Ao trazermos essa realidade para o pensamento de Paulo Freire, percebemos como
o fanatismo político opera uma verdadeira engrenagem de desumanização.
1. O Fanatismo como a Negação do Outro (O
Antidiálogo)
Em
Pedagogia do Oprimido, Freire
estabelece que o diálogo verdadeiro exige humildade, amor ao mundo, fé nos homens e esperança.

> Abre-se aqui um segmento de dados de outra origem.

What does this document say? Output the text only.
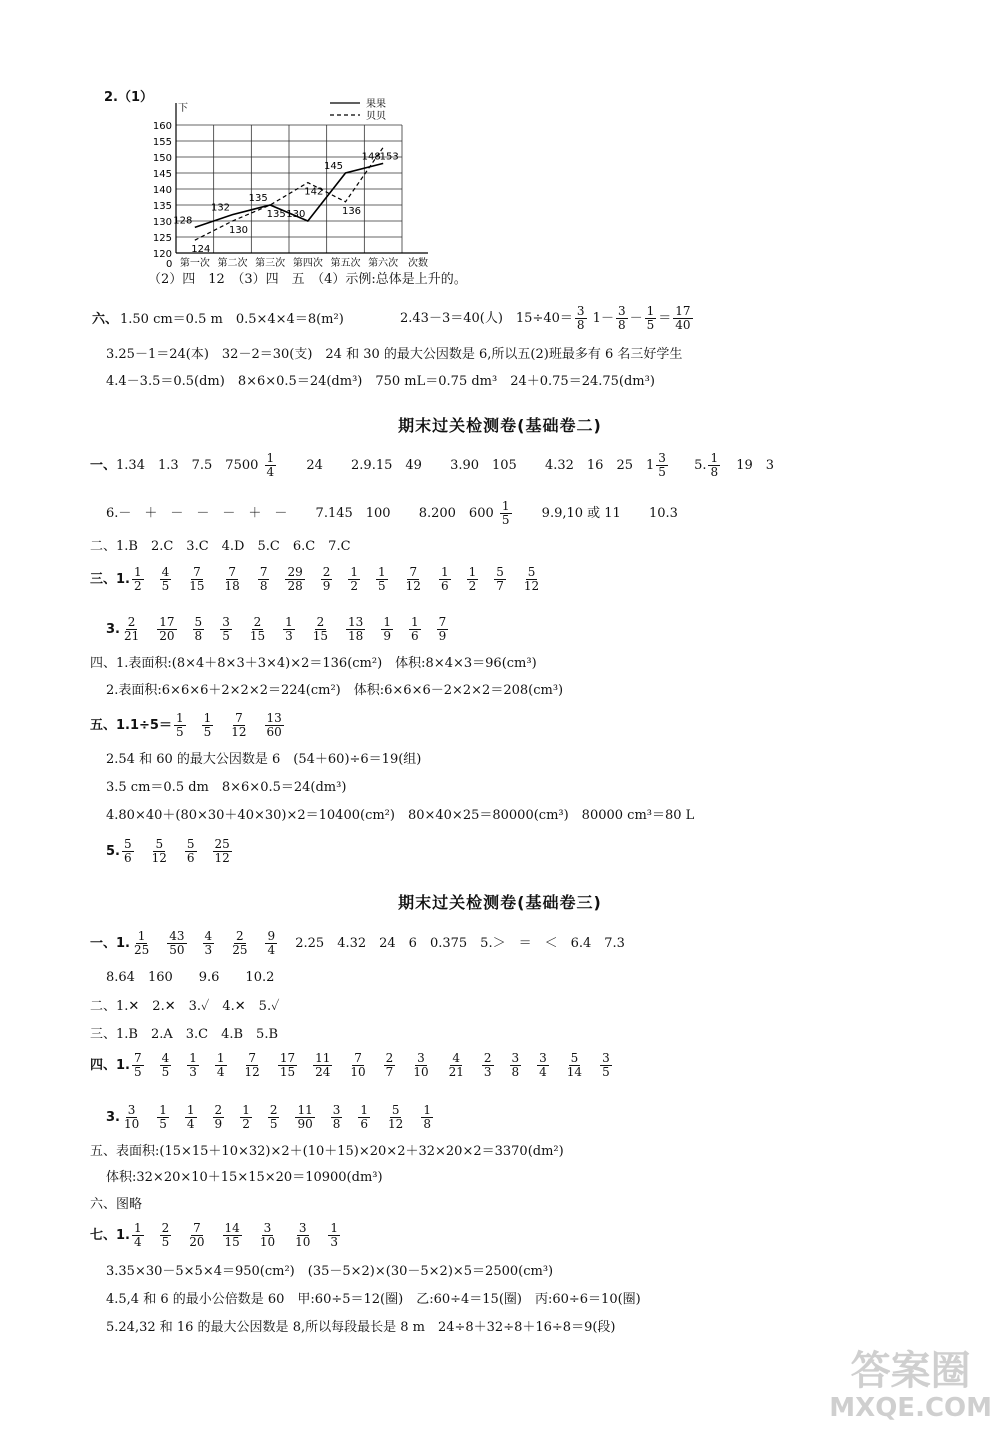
2.（1）
120
125
130
135
140
145
150
155
160
下
0 第一次 第二次 第三次 第四次 第五次 第六次 次数
128
132
135
130
145
148
果果
124
130
135
142
136
153
贝贝
（2）四　12　（3）四　五　（4）示例:总体是上升的。
六、 1.50 cm＝0.5 m　0.5×4×4＝8(m²)	2.43－3＝40(人)　$15\div 40= \frac{3}{8} 1- \frac{3}{8} - \frac{1}{5} = \frac{17}{40}$
3.25－1＝24(本)　32－2＝30(支)　24 和 30 的最大公因数是 6,所以五(2)班最多有 6 名三好学生
4.4－3.5＝0.5(dm)　8×6×0.5＝24(dm³)　750 mL＝0.75 dm³　24＋0.75＝24.75(dm³)
期末过关检测卷(基础卷二)
一、1.34　1.3　7.5　$7500 \frac{1}{4} 24$ 2.9.15　49 3.90　105 4.32　16　25　$1 \frac{3}{5} 5$. $\frac{1}{8} 19$　3
6.－　＋　－　－　－　＋　－ 7.145　100 8.200　$600 \frac{1}{5} 9.9,10$ 或 11 10.3
二、1.B　2.C　3.C　4.D　5.C　6.C　7.C
三、1. $\frac{1}{2} \frac{4}{5} \frac{7}{15} \frac{7}{18} \frac{7}{8} \frac{29}{28} \frac{2}{9} \frac{1}{2} \frac{1}{5} \frac{7}{12} \frac{1}{6} \frac{1}{2} \frac{5}{7} \frac{5}{12}$
3. $\frac{2}{21} \frac{17}{20} \frac{5}{8} \frac{3}{5} \frac{2}{15} \frac{1}{3} \frac{2}{15} \frac{13}{18} \frac{1}{9} \frac{1}{6} \frac{7}{9}$
四、1.表面积:(8×4＋8×3＋3×4)×2＝136(cm²)　体积:8×4×3＝96(cm³)
2.表面积:6×6×6＋2×2×2＝224(cm²)　体积:6×6×6－2×2×2＝208(cm³)
五、$1.1\div 5= \frac{1}{5} \frac{1}{5} \frac{7}{12} \frac{13}{60}$
2.54 和 60 的最大公因数是 6　(54＋60)÷6＝19(组)
3.5 cm＝0.5 dm　8×6×0.5＝24(dm³)
4.80×40＋(80×30＋40×30)×2＝10400(cm²)　80×40×25＝80000(cm³)　80000 cm³＝80 L
5. $\frac{5}{6} \frac{5}{12} \frac{5}{6} \frac{25}{12}$
期末过关检测卷(基础卷三)
一、1. $\frac{1}{25} \frac{43}{50} \frac{4}{3} \frac{2}{25} \frac{9}{4} 2.25$　4.32　24　6　0.375　5.＞　＝　＜　6.4　7.3
8.64　160　　9.6　　10.2
二、1.✕　2.✕　3.✓　4.✕　5.✓
三、1.B　2.A　3.C　4.B　5.B
四、1. $\frac{7}{5} \frac{4}{5} \frac{1}{3} \frac{1}{4} \frac{7}{12} \frac{17}{15} \frac{11}{24} \frac{7}{10} \frac{2}{7} \frac{3}{10} \frac{4}{21} \frac{2}{3} \frac{3}{8} \frac{3}{4} \frac{5}{14} \frac{3}{5}$
3. $\frac{3}{10} \frac{1}{5} \frac{1}{4} \frac{2}{9} \frac{1}{2} \frac{2}{5} \frac{11}{90} \frac{3}{8} \frac{1}{6} \frac{5}{12} \frac{1}{8}$
五、表面积:(15×15＋10×32)×2＋(10＋15)×20×2＋32×20×2＝3370(dm²)
体积:32×20×10＋15×15×20＝10900(dm³)
六、图略
七、1. $\frac{1}{4} \frac{2}{5} \frac{7}{20} \frac{14}{15} \frac{3}{10} \frac{3}{10} \frac{1}{3}$
3.35×30－5×5×4＝950(cm²)　(35－5×2)×(30－5×2)×5＝2500(cm³)
4.5,4 和 6 的最小公倍数是 60　甲:60÷5＝12(圈)　乙:60÷4＝15(圈)　丙:60÷6＝10(圈)
5.24,32 和 16 的最大公因数是 8,所以每段最长是 8 m　24÷8＋32÷8＋16÷8＝9(段)
答案圈
MXQE.COM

O fanatismo político é o oposto exato disso: ele se baseia na arrogância de
quem acredita ser o único detentor da verdade absoluta.
No
episódio do caminhão, o ato de agarrar-se ao para-brisa para impedir o fluxo do
outro representa, simbolicamente, a tentativa de paralisar a realidade em nome
de uma ilusão sectária. Não há espaço para ouvir o motorista, para entender o
contexto ou para aceitar a alteridade. O "outro" deixa de ser um
interlocutor válido e passa a ser apenas um obstáculo a ser removido ou
dobrado.
2. A Invasão Cultural e o Esclerosamento da
Mente
Freire
define a invasão cultural
como o ato em que os invasores penetram no contexto cultural dos invadidos,
impondo sua visão de mundo e inibindo a criatividade destes. No fanatismo
político contemporâneo, a "indústria do consenso" e as bolhas de
desinformação digital operam uma invasão na mente dos indivíduos.
O
sujeito fanatizado perde a capacidade de conscientização (o pensar crítico sobre a realidade).

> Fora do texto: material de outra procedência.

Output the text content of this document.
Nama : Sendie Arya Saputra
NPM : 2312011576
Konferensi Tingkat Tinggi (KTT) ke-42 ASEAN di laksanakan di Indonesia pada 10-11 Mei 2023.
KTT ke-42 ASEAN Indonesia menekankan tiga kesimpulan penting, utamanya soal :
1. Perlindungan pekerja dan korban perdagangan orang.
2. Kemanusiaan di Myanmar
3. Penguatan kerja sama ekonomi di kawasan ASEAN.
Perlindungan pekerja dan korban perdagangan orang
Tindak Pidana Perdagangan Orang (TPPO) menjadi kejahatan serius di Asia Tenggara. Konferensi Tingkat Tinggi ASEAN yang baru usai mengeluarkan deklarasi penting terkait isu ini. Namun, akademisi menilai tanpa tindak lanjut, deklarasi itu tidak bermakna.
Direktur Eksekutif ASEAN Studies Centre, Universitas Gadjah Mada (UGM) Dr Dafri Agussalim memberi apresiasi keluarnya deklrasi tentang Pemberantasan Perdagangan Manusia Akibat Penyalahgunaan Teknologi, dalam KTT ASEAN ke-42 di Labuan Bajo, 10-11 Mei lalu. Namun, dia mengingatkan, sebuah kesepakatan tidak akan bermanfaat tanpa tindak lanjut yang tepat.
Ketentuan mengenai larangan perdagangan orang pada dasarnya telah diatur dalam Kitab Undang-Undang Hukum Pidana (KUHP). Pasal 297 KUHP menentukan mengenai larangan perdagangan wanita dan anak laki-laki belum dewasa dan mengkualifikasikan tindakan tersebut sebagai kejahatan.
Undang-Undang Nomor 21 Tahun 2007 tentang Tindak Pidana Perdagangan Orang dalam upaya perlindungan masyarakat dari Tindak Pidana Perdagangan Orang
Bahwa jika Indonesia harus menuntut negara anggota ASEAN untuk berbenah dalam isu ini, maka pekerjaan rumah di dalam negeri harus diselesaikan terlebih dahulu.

Ele não responde mais aos fatos concretos do mundo, mas sim aos comandos abstratos
e mitificados de suas lideranças. Pendurar-se em um caminhão em movimento deixa
de ser um risco absurdo à própria vida e passa a ser visto, na mente invadida,
como um "ato heróico de resistência". É a esclerose da capacidade de
análise.
3. A Substituição do Diálogo pelo Comunicado
"O
diálogo não impõe, não manipula, não domestica, não sloganiza." — Paulo Freire
O
fanatismo político não dialoga; ele emite comunicados. Ele se alimenta de slogans repetitivos,
frases de efeito e dogmas inquestionáveis. Quando a política se reduz a isso, a
democracia — que pressupõe o consenso construído pelo debate e o respeito ao
dissenso — é esvaziada. O filme capta essa essência ao mostrar o isolamento
comunicacional: as pessoas gritam umas com as outras, mas ninguém se escuta.
Estão todas "penduradas" em suas próprias certezas em movimento.

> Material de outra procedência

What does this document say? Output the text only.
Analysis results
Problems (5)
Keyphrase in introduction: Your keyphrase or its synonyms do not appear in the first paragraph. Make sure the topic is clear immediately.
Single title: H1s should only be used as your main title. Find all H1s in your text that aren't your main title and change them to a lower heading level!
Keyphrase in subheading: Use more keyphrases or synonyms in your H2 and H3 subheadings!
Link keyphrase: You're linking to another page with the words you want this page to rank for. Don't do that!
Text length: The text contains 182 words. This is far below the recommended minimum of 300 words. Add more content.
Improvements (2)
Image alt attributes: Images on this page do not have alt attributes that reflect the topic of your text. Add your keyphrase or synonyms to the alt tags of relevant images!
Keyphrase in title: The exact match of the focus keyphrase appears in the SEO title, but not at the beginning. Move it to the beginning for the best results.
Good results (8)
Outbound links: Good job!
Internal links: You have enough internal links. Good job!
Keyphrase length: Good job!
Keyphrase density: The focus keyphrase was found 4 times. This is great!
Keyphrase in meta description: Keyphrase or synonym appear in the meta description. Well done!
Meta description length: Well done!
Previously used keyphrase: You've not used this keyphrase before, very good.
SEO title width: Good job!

Concluindo: A Busca pela Humanização de
Ambos os Lados
O
ponto mais desafiador da teoria freireana é compreender que o sectarismo
desumaniza tanto quem o pratica quanto quem é alvo dele. O fanático, ao abrir
mão da razão e da escuta, abdica de sua própria autonomia intelectual.
Para
Freire, a superação dessa crise não se faz pagando o antidiálogo com mais
antidiálogo (o cancelamento ou a pura ridicularização), mas sim pelo esforço
permanente de restabelecer canais de ação cultural dialógica, onde a realidade concreta
seja recolocada no centro do debate, forçando as bolhas ideológicas a
estourarem diante dos fatos.
Em nossa vida diária,
nas redes ou na família, quantas vezes nós também não estamos nos pendurando em
caminhões conceituais, recusando-nos a ouvir quem pensa diferente?